For news - including news about the Thrilling Tales - you can drop in at my Webomator Blog.
"Why" is one of those questions that leads to very long answers, or to very short ones. Me? I like "Because".

Thrilling Tales of the Downright Unusual is a lot like an idea I had back in 1996 when I was first experimenting with web design: a site full of illustrated stories, written so that you could choose one character or another, and then make choices as they move through the tale.

Neither I nor my tools were up to the job yet, though, and so away it went into the Idea Closet... where it failed to fall out on me, even after my tools and I had learned enough to make it work.

I can't remember just how the idea did come up again in 2009, but once I realized that I could do it now... I just couldn't not do it now. So I did.

Maybe that's because it gave me a chance to expand the art of my world of Retropolis with stories that take place there. The fact that the stories offer some interaction is something that's interested me since I played the Infocom adventure games of the mid 1980's.

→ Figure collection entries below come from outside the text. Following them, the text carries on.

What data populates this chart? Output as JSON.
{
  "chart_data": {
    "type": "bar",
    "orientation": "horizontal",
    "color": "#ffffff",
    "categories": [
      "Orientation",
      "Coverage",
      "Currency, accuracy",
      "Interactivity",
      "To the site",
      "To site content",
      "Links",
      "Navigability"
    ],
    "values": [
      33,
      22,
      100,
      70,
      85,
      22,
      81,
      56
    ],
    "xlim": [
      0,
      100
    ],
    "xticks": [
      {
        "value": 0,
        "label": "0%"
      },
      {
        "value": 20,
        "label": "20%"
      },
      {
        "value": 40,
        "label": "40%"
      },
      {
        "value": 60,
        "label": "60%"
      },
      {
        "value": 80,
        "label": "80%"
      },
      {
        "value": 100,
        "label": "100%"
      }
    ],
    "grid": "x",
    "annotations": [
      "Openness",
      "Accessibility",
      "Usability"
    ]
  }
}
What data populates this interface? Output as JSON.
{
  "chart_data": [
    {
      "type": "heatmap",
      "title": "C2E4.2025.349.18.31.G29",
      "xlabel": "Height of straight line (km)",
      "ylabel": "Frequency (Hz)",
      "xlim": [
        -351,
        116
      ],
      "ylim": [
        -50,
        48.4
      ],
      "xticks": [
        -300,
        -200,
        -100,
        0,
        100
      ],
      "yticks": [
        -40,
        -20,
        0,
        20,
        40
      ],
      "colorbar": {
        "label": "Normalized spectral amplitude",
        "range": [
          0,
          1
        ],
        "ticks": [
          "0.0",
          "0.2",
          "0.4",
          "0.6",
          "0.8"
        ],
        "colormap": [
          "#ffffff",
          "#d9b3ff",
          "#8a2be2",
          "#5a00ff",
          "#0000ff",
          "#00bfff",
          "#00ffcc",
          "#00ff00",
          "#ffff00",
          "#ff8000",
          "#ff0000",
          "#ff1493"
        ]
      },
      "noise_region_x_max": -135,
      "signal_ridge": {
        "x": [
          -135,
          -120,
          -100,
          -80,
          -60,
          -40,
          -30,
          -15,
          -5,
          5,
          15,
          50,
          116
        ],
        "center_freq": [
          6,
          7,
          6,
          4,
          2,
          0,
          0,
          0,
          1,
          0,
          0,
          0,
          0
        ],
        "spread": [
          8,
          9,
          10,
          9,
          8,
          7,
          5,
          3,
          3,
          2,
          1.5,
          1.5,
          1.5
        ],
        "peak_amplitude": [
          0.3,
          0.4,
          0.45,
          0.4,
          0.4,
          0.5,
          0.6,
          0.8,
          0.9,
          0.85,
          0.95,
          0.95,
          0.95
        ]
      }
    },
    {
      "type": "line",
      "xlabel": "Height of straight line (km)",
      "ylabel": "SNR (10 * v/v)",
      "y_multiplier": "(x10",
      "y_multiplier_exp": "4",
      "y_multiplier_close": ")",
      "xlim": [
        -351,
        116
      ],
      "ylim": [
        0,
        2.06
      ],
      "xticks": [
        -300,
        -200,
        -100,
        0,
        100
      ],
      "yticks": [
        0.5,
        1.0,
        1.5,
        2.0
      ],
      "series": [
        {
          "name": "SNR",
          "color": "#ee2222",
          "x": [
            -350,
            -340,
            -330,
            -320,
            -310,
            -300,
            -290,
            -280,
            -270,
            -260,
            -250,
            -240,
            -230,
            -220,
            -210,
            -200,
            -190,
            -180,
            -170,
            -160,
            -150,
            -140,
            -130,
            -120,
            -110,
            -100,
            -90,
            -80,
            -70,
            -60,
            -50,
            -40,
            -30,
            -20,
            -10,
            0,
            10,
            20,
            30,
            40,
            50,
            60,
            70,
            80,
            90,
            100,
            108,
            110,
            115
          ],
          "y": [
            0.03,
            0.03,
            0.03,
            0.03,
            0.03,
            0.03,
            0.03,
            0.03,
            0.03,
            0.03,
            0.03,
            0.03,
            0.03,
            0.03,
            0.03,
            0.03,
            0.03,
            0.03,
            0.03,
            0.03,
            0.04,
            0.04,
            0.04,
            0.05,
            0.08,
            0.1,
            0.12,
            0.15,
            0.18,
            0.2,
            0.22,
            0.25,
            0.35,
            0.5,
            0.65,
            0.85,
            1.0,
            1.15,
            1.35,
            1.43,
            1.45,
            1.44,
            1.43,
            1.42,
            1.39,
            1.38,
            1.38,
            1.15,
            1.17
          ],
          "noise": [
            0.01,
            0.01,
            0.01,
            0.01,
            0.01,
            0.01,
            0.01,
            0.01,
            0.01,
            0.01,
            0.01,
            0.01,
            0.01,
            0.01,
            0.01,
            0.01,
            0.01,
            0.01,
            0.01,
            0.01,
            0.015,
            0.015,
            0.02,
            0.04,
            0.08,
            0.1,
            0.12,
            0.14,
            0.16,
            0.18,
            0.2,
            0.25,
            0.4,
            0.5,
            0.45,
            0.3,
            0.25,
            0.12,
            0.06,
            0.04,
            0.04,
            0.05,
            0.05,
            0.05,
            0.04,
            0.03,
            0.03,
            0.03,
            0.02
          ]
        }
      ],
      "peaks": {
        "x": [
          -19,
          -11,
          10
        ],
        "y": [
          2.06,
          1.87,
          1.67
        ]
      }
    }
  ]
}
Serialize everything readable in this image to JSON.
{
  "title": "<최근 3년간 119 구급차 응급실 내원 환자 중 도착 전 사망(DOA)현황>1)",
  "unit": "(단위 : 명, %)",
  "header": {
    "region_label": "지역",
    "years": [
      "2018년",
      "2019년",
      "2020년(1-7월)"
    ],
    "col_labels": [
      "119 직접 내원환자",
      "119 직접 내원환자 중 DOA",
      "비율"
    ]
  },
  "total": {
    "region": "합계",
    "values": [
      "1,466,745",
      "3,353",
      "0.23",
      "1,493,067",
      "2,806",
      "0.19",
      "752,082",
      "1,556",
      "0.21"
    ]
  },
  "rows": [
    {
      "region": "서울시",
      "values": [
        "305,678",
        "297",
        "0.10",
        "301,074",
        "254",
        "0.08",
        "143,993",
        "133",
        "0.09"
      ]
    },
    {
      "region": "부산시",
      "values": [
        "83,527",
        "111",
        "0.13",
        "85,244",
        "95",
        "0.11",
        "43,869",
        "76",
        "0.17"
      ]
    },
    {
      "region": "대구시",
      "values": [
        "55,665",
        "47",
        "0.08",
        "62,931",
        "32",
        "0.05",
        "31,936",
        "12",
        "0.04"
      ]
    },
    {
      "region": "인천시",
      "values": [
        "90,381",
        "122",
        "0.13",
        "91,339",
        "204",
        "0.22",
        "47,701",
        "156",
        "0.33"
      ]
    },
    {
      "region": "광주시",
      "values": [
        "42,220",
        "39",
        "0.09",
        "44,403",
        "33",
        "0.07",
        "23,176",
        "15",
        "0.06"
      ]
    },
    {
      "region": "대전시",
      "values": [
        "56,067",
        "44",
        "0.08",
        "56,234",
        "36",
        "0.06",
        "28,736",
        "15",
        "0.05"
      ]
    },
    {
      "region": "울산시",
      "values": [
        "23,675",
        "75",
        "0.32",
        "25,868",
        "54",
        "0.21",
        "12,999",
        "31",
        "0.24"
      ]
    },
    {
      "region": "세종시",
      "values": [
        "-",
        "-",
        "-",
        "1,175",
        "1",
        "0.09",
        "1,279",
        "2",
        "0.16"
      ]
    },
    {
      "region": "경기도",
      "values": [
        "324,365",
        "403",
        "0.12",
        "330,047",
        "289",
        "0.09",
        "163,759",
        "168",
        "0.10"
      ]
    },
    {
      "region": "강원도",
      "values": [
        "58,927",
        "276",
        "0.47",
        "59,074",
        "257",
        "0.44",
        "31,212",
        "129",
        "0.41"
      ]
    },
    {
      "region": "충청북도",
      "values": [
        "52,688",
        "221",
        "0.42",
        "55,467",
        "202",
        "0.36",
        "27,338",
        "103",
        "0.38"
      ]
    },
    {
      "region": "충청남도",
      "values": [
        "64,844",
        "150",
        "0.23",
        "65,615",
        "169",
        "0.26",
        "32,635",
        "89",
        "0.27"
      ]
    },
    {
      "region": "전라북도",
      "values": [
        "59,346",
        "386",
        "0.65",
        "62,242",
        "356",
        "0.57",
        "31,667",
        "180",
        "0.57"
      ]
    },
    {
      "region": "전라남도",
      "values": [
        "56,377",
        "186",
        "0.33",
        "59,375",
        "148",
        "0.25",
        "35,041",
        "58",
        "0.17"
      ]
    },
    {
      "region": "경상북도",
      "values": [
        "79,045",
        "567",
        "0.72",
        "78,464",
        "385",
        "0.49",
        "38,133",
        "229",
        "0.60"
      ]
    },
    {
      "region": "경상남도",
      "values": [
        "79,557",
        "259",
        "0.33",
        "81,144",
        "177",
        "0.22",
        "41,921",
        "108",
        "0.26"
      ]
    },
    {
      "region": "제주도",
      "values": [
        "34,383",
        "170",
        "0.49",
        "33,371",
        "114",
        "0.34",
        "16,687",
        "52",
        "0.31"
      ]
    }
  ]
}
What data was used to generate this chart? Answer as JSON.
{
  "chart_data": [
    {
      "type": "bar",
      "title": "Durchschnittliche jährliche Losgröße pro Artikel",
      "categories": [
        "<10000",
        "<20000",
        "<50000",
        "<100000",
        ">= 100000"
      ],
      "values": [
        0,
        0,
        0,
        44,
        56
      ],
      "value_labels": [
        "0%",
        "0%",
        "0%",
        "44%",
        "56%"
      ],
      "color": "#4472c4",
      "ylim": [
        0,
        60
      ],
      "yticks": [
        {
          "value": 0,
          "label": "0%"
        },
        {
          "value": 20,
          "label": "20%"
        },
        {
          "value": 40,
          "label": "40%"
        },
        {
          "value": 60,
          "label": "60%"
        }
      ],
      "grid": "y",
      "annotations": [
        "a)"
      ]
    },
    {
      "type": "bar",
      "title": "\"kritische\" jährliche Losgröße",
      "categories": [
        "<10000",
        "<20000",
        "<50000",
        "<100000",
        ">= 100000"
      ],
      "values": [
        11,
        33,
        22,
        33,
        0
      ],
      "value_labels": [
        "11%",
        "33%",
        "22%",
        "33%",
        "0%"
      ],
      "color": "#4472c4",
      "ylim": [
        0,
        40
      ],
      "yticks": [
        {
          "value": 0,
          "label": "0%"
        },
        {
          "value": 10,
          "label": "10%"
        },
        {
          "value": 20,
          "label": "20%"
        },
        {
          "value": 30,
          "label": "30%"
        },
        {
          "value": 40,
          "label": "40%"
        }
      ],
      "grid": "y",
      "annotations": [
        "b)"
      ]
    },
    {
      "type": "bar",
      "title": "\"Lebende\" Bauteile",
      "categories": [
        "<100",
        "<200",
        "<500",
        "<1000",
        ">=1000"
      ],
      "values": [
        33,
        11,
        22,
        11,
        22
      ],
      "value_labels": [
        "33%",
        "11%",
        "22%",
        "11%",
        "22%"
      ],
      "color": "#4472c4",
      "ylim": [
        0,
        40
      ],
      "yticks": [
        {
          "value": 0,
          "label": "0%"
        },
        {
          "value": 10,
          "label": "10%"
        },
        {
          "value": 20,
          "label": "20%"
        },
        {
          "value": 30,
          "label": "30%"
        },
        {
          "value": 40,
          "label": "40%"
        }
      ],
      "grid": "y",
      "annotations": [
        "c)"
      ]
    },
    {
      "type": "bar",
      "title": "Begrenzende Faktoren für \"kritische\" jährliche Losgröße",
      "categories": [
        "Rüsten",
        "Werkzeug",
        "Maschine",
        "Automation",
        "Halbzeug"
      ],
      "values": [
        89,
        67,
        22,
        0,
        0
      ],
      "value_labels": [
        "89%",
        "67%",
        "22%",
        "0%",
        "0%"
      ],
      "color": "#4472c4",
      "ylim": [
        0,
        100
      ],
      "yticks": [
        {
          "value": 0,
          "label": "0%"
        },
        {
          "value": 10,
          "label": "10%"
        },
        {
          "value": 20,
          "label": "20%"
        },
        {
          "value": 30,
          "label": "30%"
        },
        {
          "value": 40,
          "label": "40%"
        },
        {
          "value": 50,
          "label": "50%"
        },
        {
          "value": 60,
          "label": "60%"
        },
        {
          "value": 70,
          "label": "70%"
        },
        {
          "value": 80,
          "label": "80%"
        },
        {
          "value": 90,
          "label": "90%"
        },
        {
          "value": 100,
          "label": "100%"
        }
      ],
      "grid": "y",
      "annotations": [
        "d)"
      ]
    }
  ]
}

So there's that.

And the project's given me a chance to combine free web content - which, incredibly, people like - with a way to promote my work for sale - which, for some reason, I like. The advertising banners you see here lead to other sites of mine where I hope I'll be able to shake all of the change out of your pockets. And if you like the Tales on the web site, I certainly hope that you'll consider buying them as books. They're nifty. They really are.

There's a scary amount of labor in creating the illustrations for these stories... months of it. Actual months. But I get to go to parts of Retropolis that I might not have seen, otherwise. And the sheer number of the illustrations also means that here or there I stumble onto something that I find I want to rework at a higher resolution, for posters and prints, or reuse in some other way.

I really like doing this and I'm hoping that enough of you will like it well enough that you'll buy a little bit to take home. So I can keep on doing it.

So. Short answer: "Because". Long answer: Oh. Well, you just finished that bit.